Двадцать первое ноября 1902 года. Есть знаменитая открытка, выпущенная в честь этой злополучной даты (всем нам досталась такая в наследство от отцов или дедов, победителей или побежденных; у каждого колумбийца есть это memento mori в национальном масштабе). Моя отпечатана в панамской фотостудии «Мадуро и сыновья» и имеет 14 сантиметров в длину и 10 в ширину. У нижнего края красными буквами значатся имена изображенных. Слева направо, от консерваторов к либералам: генерал Виктор Саласар, генерал Альфредо Васкес Гобо, доктор Эусебио Моралес, генерал Лукас Кабальеро, генерал Бенхамин Эррера. И тут мы, те, у кого есть открытка, понимаем, что среди фигур – усатых консерваторов, бородатых прочих – заметно чье-то отсутствие, пустое место в центре картинки. Там нет адмирала Сайласа Кейси, человека, который на себе вывез договор, подписанный на «Висконсине», человека, убедившего правых встретиться с левыми. Его там нет. И все же его северное присутствие ощущается в каждом уголке пожелтевшего изображения, в каждой его серебряной клетке. Темная, слегка барочного вида скатерть, которой застелен стол, – собственность Сайласа Кейси; на столе нарочито небрежно разбросаны листы договора, который навсегда изменит смысл того, что означает быть колумбийцем, и это Сайлас Кейси так разложил их за пару минут до снимка. А теперь я сосредоточусь на самой сцене. Генерал Эррера стоит поодаль от стола, как ребенок, которого старшие не берут в игру; генерал Кабальеро от либералов подписывает бумагу. И тут я восклицаю: подайте мне синематограф! Ибо мне нужно влететь через иллюминатор «Висконсина», зависнуть над столом, покрытым барочной скатертью, и прочесть преамбулу, в которой генералы, застывшие с каменными лицами, утверждают, что собрались, дабы «положить конец кровопролитию», «способствовать установлению мира» и в особенности «позволить Республике Колумбия успешно завершить прерванные переговоры о Панамском канале».

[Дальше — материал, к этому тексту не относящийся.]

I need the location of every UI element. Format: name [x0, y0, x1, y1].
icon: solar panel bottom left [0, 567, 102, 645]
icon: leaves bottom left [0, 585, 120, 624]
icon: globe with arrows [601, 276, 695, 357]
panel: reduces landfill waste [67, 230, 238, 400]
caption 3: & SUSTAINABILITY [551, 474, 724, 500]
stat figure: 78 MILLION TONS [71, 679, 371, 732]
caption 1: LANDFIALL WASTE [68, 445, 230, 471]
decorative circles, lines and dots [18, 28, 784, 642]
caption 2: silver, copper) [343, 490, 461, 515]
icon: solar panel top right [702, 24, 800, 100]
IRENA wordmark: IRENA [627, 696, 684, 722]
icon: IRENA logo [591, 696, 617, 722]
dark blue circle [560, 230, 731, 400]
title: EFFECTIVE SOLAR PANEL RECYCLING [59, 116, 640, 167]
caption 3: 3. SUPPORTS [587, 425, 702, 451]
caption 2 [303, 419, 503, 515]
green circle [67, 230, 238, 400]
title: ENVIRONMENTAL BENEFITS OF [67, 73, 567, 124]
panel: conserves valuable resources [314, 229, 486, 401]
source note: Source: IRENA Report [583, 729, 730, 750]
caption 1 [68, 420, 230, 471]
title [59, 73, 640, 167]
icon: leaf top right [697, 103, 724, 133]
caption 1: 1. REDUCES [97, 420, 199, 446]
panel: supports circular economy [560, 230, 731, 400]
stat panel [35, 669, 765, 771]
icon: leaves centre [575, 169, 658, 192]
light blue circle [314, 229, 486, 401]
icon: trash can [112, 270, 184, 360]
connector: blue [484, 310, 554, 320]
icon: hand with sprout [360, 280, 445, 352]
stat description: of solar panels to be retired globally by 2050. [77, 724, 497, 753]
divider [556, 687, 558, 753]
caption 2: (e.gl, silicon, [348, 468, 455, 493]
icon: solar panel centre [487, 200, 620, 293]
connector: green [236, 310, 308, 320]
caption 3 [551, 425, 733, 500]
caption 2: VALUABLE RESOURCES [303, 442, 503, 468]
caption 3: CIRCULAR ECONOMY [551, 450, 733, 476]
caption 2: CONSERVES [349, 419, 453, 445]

Четыре слова, господа присяжные читатели, всего четыре слова. Прерванные. Переговоры. Панамский. Канал. На бумаге они, разумеется, выглядят безобидно, но в них заключена новенькая, с иголочки, бомба с таким зарядом нитроглицерина, что от нее не скроешься. В 1902 году, пока Хосе Альтамирано, незаметный человечек без всякого исторического значения, отчаянно сражался, чтобы вернуть себе свою маленькую жизнь, пока обычный отец обычной дочери пытался вброд перейти реку дерьма, в которую превратилось его вдовство (и сиротство его ребенка), переговоры, шедшие между США и Республикой Колумбия успели подорвать здоровье двух послов в Вашингтоне. Сперва моя страна поручила процесс Карлосу Мартинесу Сильве, и через несколько месяцев его, ни на йоту не продвинувшегося, сняли с должности. К тому времени он побледнел, постарел, поседел и находился в состоянии такого физического и душевного истощения, что до последнего своего часа отказывался разговаривать. Заменил его Хосе Висенте Конча, бывший министр обороны, человек, тонкостью не отличавшийся, скорее кондовый. К переговорам он подошел с железной волей, но за пару месяцев потерпел сокрушительное поражение: вследствие нервного возбуждения у Кончи случился сильнейший приступ прямо перед возвращением в Боготу, и администрация нью-йоркского порта была вынуждена надеть на него смирительную рубашку, пока он во весь голос выкрикивал никому не понятные слова: «Суверенитет! Империя! Колониализм!» Вскоре он скончался в своей постели в Боготе, совершенно больной. Он бредил и время от времени изрыгал проклятья на незнакомых ему языках (незнание языков как раз и мешало ему сильнее всего в качестве международного переговорщика). Его супруга рассказывала, что в последние дни он только и делал, что обсуждал статьи и условия договора Мальярино – Бидлэка 1846 года с невидимым собеседником – иногда президентом Рузвельтом, а иногда безымянным человеком, которого Конча в бреду называл «Начальник», но кто это был, так навсегда и осталось неизвестным.
– Суверенитет! – кричал несчастный Конча, и никто его не понимал. – Колониализм!